You probably noticed that there's a lot of fire in this book. Some of it is really hard to miss, like the first fire the Time Traveller starts, which gets out of control and burns down the forest (9.2). (Smokey the Bear is not going to be happy.) There are several smaller fires that are important in the story, too, like when the Time Traveller uses his matches to escape the Morlocks (6.11). These are examples of fire playing a really central role in the plot.
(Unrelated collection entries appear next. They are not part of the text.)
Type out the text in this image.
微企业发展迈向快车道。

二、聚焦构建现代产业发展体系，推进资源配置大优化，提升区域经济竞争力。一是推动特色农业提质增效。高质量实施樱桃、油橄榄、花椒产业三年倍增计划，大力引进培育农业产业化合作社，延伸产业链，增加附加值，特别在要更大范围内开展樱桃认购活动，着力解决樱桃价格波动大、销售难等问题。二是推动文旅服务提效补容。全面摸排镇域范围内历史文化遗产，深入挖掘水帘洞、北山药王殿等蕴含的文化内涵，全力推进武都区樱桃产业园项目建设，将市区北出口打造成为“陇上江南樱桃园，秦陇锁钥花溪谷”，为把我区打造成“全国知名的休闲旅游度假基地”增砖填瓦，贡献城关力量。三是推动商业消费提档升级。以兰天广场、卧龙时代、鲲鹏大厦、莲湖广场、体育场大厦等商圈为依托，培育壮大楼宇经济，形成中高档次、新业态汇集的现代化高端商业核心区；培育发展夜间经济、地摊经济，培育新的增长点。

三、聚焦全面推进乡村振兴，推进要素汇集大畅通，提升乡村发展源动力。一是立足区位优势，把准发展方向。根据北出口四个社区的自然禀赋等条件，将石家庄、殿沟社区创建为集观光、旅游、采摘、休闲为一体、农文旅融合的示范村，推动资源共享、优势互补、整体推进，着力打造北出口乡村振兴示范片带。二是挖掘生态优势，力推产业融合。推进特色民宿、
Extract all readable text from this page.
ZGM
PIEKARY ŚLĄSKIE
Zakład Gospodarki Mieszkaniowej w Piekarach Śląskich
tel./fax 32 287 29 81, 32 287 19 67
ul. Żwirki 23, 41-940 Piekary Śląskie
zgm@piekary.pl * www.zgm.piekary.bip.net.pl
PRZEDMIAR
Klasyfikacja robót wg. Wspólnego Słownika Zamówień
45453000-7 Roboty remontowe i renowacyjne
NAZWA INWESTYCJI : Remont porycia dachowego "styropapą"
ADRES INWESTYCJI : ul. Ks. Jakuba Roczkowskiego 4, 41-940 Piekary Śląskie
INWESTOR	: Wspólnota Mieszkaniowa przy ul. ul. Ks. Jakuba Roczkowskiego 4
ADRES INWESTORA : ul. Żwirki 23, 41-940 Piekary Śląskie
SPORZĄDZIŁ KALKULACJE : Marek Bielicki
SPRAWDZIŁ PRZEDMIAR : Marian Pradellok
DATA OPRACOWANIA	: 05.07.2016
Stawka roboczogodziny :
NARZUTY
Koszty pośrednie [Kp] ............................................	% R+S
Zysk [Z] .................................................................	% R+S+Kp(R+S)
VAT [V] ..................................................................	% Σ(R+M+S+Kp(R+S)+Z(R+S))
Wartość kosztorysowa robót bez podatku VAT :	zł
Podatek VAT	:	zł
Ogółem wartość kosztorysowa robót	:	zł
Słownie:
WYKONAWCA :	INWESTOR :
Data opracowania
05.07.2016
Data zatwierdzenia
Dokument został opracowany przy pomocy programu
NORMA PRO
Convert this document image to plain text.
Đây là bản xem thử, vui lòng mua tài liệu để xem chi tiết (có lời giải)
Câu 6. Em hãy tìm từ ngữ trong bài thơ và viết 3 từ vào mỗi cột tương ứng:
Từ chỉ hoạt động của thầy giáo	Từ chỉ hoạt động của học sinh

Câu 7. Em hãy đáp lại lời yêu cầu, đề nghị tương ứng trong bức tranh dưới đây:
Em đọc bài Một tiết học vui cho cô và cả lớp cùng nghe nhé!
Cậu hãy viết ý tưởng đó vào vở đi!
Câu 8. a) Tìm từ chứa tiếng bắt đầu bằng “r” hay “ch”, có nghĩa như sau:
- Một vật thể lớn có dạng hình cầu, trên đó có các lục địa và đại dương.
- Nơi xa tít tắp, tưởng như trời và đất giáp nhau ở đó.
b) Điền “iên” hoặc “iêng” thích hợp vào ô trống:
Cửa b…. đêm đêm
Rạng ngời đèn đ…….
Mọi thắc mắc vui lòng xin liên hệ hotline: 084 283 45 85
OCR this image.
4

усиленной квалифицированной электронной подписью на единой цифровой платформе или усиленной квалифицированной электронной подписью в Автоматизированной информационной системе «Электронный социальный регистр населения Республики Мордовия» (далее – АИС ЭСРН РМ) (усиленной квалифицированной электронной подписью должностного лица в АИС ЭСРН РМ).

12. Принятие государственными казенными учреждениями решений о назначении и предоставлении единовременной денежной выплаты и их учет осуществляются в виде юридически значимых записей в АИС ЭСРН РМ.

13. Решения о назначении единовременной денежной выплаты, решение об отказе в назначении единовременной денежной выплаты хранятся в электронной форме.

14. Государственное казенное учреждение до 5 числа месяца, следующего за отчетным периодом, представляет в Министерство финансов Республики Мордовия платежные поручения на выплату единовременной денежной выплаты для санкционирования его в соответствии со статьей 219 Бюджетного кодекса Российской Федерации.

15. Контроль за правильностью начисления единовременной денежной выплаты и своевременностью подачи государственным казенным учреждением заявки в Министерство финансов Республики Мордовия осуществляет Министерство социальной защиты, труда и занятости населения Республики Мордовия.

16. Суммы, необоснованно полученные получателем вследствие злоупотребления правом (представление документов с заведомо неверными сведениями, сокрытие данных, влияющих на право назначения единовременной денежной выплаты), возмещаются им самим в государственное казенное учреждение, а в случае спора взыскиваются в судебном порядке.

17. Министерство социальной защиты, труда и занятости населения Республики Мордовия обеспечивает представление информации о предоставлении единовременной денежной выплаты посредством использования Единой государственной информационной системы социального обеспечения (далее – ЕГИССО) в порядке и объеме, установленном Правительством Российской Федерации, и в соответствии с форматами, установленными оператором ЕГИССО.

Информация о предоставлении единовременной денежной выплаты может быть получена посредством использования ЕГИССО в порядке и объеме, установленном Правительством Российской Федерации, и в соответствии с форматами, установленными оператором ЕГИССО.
There are other fires that might be easier to miss. For instance, the Time Traveller uses his matches to amuse the Eloi and distract Weena from an upsetting topic (5.35, 5.41). We even find fire in 1890s London. When the Time Traveller demonstrates his model time machine, for instance, he places it in front of the fireplace so that everyone in the room can see it clearly (1.53). There's also the time when the Time Traveller lights his pipe using a spill (a long, thin piece of wood or rolled paper) – bad for his health, but good for proving how important fire is in the novel (1.62).
There are also times when the absence of fire is important: for instance, when the Time Traveller and Weena lie down to rest in the forest by a bonfire and wake up to discover that it has gone out and the Morlocks are attacking (9.9).
So why does fire play such an important role in the novel? For one thing, as the Time Traveller observes: "what a rare thing flame must be in the absence of man" (9.3). In other words, it's people who make fire. Our use of tools is one thing that sets us apart from other animals, and fire is one of our most important (and maybe oldest) tools.
However, that doesn't mean that fire is always our friend. Fire can be useful (for fighting off the Morlocks and seeing things at night), but it can also be misused. And fire can become dangerous, as we see when it burns down the forest and probably kills Weena.
So perhaps fire symbolizes technology in the novel. Like any technology, fire can be used or misused, and it can have unintended consequences. Technology makes our lives better, but – if you believe the premise of the novel – it can make humans lazy and ultimate lead to their demise.